Pauly fait partie de la Première Nation Kluane. Elle porte à la fois l’ascendance autochtone du côté de sa mère et l’ascendance allochtone du côté de son père. Elle nous a raconté des histoires de survie des deux côtés de sa famille. Pauly a parlé de la difficulté de vivre à cette époque et des outils ainsi que des innovations que les personnes ont conçues pour répondre à leurs besoins et suivre des pratiques culturelles. Elle nous a montré des roches qui ont été façonnées pour tanner des peaux et le processus laborieux qui nécessitait beaucoup de muscles pour y arriver. Elle a partagé des os sculptés comme outils pour boire de la soupe ou même tailler du bois. Elle nous a montré les maisons abandonnées à Silver City, le manque de luxure et le besoin de communauté pour créer la vitalité. Bref, elle a parlé de l’innovation. 

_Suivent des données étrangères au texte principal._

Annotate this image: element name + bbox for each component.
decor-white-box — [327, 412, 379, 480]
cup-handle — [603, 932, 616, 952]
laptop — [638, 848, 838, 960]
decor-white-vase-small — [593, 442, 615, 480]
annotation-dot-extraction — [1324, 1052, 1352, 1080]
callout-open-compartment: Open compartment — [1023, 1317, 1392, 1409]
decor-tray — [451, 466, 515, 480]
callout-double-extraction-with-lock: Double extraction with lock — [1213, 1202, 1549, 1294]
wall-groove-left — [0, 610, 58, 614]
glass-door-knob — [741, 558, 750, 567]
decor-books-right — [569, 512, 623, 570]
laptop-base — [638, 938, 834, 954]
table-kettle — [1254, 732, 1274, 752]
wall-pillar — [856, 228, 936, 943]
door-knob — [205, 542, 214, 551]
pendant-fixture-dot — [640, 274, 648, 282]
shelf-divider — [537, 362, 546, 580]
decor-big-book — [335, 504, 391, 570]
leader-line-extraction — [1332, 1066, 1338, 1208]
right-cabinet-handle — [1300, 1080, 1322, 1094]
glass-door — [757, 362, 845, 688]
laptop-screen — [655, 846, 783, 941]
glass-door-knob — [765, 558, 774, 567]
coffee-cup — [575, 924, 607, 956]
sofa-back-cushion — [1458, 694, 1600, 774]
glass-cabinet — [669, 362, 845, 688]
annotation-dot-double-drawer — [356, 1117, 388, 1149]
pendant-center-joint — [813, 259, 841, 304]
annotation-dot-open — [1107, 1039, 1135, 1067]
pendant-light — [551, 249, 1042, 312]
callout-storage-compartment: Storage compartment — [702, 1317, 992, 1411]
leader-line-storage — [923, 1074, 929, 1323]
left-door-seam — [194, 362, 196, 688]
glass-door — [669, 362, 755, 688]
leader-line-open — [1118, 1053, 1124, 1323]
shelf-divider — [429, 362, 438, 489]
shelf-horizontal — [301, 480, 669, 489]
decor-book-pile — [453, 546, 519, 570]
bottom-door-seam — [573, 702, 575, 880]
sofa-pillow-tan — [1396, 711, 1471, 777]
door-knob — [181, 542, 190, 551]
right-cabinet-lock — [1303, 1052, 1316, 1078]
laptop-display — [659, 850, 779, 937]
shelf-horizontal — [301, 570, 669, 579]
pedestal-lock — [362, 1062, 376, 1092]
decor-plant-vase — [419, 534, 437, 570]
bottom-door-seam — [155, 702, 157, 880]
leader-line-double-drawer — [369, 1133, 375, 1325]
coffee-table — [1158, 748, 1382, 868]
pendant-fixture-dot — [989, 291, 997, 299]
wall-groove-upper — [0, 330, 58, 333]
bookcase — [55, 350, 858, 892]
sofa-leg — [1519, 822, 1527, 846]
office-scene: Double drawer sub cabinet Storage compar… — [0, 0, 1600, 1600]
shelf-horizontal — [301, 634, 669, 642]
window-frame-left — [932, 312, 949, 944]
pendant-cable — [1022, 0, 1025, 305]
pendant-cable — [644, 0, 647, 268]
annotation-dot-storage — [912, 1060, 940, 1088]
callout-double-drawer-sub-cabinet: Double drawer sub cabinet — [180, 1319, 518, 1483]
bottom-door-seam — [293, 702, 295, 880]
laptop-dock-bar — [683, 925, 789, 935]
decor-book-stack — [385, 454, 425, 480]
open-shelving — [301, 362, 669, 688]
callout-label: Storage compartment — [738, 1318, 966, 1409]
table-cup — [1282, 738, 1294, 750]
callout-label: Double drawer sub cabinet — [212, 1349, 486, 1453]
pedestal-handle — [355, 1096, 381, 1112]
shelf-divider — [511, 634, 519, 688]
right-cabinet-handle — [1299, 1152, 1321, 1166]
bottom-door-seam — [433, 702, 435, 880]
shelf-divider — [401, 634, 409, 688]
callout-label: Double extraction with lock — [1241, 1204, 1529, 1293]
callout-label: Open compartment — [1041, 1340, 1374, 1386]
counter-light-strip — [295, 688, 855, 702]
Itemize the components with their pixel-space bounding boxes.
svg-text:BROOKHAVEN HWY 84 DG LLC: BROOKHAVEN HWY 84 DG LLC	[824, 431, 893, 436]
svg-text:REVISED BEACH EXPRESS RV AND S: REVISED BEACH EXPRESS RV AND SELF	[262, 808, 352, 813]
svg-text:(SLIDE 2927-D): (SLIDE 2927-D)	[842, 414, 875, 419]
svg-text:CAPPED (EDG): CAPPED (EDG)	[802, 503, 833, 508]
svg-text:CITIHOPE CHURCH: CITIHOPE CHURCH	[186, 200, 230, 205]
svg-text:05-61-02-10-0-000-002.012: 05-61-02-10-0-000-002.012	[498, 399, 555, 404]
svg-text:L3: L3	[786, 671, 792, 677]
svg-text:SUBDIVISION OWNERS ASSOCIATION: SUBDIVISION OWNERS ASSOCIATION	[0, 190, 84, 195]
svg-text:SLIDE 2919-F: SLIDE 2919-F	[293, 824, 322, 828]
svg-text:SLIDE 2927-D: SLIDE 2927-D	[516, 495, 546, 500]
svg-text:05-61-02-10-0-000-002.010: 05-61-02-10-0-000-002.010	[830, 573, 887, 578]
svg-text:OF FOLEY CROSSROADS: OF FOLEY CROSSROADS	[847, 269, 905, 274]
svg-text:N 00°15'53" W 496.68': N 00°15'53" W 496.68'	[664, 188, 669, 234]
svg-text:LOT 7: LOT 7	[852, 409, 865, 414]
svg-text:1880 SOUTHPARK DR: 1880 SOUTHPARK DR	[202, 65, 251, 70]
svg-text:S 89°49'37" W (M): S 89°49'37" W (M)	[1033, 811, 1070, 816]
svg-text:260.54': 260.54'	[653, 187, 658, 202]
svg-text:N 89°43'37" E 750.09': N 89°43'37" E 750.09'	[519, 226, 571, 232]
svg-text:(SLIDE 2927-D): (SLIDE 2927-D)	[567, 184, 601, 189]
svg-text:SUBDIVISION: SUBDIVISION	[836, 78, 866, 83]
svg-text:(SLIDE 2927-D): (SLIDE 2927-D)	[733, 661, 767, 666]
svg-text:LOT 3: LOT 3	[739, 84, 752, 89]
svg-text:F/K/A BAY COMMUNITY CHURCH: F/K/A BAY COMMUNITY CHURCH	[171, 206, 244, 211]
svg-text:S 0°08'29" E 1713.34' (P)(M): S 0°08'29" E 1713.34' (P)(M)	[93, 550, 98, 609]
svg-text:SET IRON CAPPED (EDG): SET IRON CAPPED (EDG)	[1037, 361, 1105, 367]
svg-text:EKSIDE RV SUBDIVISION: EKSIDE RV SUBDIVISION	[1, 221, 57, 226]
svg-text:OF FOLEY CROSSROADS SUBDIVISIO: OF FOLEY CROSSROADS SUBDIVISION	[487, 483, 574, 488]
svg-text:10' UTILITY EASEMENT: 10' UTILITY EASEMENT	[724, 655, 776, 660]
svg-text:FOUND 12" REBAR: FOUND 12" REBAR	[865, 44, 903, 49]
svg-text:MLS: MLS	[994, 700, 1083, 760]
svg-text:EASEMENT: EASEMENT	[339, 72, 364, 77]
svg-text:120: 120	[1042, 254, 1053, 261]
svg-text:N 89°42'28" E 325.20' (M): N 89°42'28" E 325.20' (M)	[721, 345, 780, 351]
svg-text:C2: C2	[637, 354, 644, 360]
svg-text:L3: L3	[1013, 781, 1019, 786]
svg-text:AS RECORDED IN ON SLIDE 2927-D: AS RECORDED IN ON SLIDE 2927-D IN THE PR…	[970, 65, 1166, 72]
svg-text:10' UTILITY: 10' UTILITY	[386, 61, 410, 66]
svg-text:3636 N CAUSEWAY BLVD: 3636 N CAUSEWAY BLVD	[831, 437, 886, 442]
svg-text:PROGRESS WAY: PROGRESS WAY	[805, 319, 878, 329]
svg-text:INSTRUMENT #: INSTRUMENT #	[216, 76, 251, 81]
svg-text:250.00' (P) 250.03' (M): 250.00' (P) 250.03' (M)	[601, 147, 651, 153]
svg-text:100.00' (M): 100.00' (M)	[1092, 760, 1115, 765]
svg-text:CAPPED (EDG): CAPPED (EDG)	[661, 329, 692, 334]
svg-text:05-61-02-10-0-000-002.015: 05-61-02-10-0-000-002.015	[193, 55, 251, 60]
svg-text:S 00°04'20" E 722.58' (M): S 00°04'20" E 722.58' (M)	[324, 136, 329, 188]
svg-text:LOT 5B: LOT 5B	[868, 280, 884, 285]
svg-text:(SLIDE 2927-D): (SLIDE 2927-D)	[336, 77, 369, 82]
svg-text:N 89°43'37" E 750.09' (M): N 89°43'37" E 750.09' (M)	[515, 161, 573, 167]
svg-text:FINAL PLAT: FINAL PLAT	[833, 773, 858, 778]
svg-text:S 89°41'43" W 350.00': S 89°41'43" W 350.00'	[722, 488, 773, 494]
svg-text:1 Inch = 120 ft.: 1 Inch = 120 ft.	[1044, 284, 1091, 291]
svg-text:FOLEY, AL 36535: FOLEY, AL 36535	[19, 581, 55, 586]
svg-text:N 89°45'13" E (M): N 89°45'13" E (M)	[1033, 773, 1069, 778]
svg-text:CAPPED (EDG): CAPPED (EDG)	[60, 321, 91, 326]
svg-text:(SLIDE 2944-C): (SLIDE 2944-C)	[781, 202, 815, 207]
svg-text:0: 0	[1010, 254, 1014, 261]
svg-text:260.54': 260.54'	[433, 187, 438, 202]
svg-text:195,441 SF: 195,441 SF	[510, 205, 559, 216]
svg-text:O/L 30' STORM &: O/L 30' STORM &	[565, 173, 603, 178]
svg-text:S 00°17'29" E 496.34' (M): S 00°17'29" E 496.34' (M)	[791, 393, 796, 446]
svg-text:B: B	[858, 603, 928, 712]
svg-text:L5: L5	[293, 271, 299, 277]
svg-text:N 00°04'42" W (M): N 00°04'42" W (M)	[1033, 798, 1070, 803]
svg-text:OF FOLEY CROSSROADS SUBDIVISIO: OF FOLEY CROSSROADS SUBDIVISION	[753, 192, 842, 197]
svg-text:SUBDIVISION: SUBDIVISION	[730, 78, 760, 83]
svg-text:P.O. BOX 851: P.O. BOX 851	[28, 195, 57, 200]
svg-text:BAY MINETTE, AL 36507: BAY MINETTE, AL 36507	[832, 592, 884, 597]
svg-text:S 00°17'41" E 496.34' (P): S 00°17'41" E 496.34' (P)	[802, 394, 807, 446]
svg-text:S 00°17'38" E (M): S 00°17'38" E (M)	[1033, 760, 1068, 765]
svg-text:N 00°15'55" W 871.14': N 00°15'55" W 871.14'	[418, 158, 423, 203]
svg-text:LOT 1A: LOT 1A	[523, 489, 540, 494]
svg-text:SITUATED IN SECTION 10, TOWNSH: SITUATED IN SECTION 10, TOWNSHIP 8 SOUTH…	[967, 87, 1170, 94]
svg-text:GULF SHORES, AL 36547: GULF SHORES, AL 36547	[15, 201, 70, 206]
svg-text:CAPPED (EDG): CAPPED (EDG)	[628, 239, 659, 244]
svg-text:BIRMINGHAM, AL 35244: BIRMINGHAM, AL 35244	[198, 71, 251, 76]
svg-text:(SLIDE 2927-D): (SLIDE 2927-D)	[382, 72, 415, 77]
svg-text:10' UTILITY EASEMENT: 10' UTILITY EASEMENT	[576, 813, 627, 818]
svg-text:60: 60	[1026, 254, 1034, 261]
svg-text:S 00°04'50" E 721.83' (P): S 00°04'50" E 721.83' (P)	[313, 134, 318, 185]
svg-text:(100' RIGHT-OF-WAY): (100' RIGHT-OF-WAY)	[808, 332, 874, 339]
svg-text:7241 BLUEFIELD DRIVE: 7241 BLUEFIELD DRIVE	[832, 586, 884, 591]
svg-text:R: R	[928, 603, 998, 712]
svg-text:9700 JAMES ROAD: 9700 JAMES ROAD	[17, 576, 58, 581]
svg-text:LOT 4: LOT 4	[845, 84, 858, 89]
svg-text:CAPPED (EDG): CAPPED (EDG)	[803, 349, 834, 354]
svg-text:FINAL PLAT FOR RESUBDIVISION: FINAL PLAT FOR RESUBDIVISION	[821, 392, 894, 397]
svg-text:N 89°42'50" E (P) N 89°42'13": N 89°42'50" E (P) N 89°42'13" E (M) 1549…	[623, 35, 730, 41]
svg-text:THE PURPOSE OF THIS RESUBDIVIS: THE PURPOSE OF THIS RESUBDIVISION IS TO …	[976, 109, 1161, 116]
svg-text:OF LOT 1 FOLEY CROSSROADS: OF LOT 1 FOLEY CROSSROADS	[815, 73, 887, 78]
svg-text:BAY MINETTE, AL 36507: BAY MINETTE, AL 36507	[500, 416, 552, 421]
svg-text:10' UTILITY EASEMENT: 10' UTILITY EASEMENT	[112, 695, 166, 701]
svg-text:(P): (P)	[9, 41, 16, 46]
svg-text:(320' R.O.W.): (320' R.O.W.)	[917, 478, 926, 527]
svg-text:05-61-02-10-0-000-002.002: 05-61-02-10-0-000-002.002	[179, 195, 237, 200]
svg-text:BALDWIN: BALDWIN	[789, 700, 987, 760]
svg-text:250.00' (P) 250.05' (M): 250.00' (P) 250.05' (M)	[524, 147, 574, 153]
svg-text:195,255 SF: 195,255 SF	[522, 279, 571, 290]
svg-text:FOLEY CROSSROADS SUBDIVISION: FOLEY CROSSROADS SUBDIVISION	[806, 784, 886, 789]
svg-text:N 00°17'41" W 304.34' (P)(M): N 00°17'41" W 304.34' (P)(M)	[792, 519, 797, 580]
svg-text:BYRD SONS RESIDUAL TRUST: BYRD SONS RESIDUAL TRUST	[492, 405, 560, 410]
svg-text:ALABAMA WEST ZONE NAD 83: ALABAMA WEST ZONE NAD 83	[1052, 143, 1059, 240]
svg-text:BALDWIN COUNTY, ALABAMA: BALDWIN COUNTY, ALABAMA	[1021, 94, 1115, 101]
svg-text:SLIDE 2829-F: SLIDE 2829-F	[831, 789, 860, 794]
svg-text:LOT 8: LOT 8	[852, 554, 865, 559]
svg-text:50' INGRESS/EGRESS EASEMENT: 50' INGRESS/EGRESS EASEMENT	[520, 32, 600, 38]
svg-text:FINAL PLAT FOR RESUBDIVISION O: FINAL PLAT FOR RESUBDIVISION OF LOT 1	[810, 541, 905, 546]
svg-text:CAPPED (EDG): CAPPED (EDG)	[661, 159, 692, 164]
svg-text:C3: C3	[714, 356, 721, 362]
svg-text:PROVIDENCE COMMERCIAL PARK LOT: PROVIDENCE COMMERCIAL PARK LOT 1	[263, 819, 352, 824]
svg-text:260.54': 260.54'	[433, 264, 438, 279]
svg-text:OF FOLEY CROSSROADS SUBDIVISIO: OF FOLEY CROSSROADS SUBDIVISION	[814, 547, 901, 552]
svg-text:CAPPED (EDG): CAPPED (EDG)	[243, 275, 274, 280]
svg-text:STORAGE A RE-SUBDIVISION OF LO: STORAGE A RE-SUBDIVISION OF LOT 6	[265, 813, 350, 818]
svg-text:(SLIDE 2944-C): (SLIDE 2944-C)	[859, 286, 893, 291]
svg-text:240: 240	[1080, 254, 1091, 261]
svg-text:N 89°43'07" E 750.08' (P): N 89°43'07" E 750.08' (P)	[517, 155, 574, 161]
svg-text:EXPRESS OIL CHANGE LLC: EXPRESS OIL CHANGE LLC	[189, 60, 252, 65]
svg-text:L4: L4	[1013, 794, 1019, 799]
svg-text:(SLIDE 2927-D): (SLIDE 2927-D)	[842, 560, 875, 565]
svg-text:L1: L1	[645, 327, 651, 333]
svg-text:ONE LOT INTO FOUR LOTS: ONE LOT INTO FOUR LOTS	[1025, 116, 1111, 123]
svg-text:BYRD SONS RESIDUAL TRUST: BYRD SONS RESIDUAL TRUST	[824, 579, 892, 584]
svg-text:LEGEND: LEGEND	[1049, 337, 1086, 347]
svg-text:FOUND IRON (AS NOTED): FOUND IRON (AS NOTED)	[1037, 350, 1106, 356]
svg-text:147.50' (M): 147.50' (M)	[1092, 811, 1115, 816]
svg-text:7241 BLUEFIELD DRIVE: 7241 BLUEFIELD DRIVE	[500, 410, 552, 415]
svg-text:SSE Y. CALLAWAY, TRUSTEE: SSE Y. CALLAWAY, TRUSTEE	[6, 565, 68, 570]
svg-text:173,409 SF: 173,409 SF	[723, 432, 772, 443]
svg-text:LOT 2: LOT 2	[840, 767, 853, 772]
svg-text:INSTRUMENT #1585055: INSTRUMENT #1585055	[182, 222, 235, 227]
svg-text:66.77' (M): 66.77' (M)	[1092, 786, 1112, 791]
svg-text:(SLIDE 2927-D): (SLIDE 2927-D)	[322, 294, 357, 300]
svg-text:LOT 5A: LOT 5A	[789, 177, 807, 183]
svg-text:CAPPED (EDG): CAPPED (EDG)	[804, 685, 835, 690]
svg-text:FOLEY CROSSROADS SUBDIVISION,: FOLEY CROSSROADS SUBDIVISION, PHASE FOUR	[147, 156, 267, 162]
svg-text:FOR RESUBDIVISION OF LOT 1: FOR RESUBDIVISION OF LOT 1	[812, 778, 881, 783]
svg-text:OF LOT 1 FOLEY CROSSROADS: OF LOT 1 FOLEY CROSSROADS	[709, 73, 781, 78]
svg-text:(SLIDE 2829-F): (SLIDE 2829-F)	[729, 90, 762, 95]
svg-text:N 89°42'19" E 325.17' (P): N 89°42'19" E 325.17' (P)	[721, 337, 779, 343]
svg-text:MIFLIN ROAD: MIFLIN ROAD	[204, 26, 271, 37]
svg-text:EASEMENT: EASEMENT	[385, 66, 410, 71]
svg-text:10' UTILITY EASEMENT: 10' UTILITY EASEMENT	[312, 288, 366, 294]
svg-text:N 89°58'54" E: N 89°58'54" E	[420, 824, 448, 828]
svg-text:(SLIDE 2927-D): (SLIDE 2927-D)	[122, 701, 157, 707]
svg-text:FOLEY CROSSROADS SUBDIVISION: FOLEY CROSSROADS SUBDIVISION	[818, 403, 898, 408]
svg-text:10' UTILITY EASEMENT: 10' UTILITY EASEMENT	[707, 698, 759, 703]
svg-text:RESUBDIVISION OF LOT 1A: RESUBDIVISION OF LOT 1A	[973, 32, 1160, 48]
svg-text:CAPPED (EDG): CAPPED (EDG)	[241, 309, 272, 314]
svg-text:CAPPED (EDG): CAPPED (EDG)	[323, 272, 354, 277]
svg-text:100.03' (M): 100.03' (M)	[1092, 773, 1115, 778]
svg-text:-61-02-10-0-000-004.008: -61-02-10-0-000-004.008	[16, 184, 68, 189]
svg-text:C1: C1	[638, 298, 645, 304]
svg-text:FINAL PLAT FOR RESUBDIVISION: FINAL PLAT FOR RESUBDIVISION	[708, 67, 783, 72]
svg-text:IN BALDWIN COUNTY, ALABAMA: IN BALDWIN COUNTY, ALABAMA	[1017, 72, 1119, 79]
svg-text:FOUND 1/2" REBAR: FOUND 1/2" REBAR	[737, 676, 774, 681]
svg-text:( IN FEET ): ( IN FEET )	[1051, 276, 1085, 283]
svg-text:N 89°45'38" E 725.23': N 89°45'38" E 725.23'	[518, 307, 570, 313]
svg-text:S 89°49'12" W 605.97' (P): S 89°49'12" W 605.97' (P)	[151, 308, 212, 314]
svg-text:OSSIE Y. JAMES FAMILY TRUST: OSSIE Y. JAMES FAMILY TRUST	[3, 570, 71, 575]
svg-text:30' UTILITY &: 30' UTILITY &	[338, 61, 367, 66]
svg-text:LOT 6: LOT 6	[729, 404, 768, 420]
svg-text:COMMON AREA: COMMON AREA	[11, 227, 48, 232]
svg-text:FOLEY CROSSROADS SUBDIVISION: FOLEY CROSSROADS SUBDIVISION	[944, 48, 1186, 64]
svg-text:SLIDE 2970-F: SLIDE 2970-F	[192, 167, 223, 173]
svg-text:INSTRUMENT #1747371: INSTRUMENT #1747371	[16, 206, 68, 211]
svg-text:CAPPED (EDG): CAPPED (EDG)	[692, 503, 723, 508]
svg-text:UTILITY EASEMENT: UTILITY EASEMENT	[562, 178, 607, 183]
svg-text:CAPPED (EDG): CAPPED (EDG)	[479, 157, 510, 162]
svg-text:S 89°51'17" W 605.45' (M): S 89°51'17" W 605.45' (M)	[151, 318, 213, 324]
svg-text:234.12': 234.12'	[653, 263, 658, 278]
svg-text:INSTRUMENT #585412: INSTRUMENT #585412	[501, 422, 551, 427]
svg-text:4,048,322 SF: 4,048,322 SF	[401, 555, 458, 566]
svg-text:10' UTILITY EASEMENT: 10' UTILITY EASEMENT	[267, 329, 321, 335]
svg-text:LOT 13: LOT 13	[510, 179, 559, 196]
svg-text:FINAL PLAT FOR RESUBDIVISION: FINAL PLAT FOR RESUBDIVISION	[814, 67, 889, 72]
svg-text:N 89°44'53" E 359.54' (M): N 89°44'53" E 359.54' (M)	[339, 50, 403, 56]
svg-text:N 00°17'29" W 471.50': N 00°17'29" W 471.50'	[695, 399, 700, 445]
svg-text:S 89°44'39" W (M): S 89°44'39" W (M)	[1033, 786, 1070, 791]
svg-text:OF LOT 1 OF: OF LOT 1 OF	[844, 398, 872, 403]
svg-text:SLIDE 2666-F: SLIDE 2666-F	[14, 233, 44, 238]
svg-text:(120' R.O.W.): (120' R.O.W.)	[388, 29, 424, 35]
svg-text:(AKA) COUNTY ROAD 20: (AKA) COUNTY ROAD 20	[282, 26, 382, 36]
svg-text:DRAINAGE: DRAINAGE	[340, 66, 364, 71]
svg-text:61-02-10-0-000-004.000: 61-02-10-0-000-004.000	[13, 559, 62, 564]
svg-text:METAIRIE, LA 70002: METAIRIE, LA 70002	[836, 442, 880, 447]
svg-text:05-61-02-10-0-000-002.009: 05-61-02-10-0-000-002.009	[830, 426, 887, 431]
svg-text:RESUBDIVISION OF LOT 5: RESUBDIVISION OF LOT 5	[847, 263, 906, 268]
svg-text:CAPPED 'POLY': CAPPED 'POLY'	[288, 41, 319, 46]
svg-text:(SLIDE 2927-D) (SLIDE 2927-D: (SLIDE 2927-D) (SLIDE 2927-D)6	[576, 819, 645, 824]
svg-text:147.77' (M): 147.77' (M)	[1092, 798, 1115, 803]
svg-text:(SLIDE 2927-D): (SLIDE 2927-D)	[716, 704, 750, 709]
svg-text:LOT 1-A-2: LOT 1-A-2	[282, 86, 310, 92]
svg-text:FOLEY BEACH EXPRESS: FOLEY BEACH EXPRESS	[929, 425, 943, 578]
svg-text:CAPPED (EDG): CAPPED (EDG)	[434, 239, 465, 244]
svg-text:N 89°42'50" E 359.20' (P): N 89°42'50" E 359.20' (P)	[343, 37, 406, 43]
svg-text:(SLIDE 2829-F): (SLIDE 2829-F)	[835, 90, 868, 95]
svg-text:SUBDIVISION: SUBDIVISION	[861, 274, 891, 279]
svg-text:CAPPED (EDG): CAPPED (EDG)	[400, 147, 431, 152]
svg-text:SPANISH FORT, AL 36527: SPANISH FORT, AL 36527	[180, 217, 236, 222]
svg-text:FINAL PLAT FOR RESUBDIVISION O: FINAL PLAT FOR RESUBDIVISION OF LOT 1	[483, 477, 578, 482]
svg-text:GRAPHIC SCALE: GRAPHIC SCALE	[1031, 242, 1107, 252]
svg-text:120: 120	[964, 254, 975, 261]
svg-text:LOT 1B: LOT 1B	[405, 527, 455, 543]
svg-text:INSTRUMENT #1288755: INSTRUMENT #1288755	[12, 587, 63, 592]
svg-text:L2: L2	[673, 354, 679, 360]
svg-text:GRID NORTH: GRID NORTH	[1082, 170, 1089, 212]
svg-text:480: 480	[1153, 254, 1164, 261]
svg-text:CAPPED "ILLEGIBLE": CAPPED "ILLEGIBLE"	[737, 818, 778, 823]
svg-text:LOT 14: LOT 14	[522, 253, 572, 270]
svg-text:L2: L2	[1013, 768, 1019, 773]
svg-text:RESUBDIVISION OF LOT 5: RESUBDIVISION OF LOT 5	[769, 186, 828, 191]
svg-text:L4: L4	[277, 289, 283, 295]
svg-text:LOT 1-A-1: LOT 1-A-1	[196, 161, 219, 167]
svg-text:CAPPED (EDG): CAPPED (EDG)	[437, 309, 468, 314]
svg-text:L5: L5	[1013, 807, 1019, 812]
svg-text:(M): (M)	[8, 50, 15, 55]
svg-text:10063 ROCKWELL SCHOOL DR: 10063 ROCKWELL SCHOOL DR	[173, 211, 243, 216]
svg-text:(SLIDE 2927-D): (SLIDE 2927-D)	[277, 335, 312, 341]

Ce qui m’a vraiment marqué dans ses récits, c’est qu’elle a brisé la fausse tension qui existe parfois entre les traditions et l’innovation. En plus d’expliquer la puissance de l’innovation à cette époque pour assurer la survie des gens, elle a également souligné l’importance d’une innovation continue pour le bien-être des gens et d’une société. Par exemple, en plus d’avoir transmis la façon traditionnelle de tanner des peaux avec des roches, elle a également mentionné que, maintenant, elle a appris qu’il est possible d’utiliser une laveuse à pression (qui exige beaucoup moins d’efforts physiques). Selon elle, il faut non seulement apprécier les innovations du présent, mais également les innovations du passé qui ont donné le pouvoir à nos ancêtres de survivre jusqu’à la création de notre lignée. 

Reconnaître ce que ces ancêtres ont dû accomplir autrefois pour survivre, c’est mieux comprendre la force qu’il leur a fallu pour être encore ici aujourd’hui. 

Dans ce cadre, il y a deux citations que j’aimerais partager : 

La première : Pauly a parlé d’une conversation qu’elle a eue avec son père pour savoir si c’était son idée de tailler un os en forme de hache pour l’utiliser. Il a répondu : « Si j’ai eu l’idée, c’est certain que quelqu’un·e d’autre quelque part a eu la même idée aussi. » 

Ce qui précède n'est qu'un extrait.